For the first time, the University of Calgary will be providing a free, non-credit online course “Concussion: prevention, management, and treatment.”
The course runs from April 8 to May 27, 2018, and is part of the Universite of Laval’s Massive Open Online Course (MOOC) program. Anyone from anywhere in the world can take the course, which is in English. Learn more about this course in this article.
Where to Register
Begin the registration process on this University of Calgary page.
Who is the Course For?
Sport coaches and teachers
Parents with children in sport
“The course aims to demystify concussion, clarify the role of those involved in the prevention and management of concussion, and support participants to implement a concussion management protocol adapted to their specific sport, school or community environment. “
7-week course, in English.
The course begins April 8. Do the course at your own pace, but you must complete it by May 27.
The time/effort estimate is 1.5 to 2 hours per week.
Upon successfully completing the course, you may request a certificate of achievement for a $35 (CAN) fee, taxes included.
Content summarizes the evidence from the 5th International Consensus Statement on Concussion in Sport (Berlin) as well as the Canadian Guideline on Concussion.
An interactive online discussion board is available.
Examples of applied course content in different environments are supplied.
Do the course at your own pace, as long as you complete it by May 27.
Kathryn Schneider, PT, PhD, “is an assistant professor and clinician scientist (physiotherapist) at UCalgary's Sport Injury Prevention Research Centre. She researches the prevention, detection and treatment of sport-related concussion.”
Pierre Frémont, MD, PhD, CAC (SEM), “ is a professor in the Department of Rehabilitation from the Faculty of Medicine at Université Laval since 1994. He is a past-president of the Canadian Academy of Sport and Exercise Medicine and represents the organization at the Canadian Concussion Collaborative since 2012.”
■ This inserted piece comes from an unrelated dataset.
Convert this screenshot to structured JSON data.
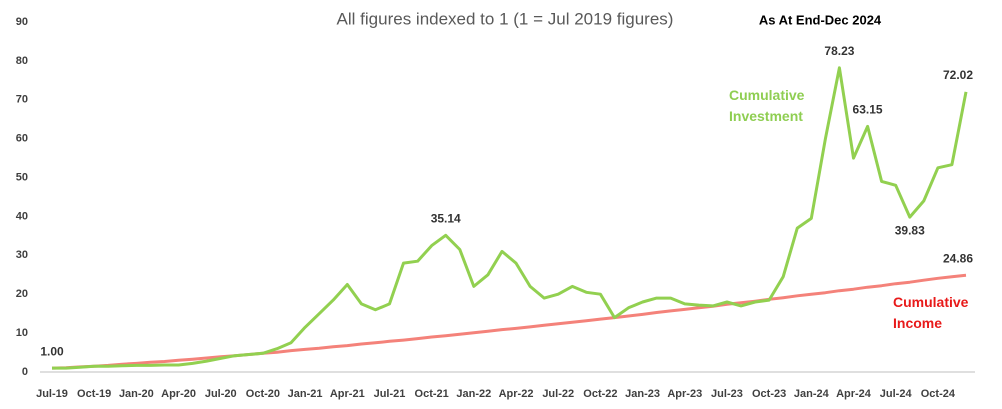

Carolyn Emery PT, PhD, “is a physiotherapist and epidemiologist, and a professor in the Faculty of Kinesiology at the University of Calgary and holds a joint appointment in Pediatrics and Community Health Sciences, Cumming School of Medicine.”
Keith Yeates, PhD “is .a pediatric neuropsychologist. He is the Ronald and Irene Ward Chair in Pediatric Brain Injury and Professor in the Departments of Psychology, Pediatrics, and Clinical Neurosciences at the University of Calgary. He leads the university’s Integrated Concussion Research Program.”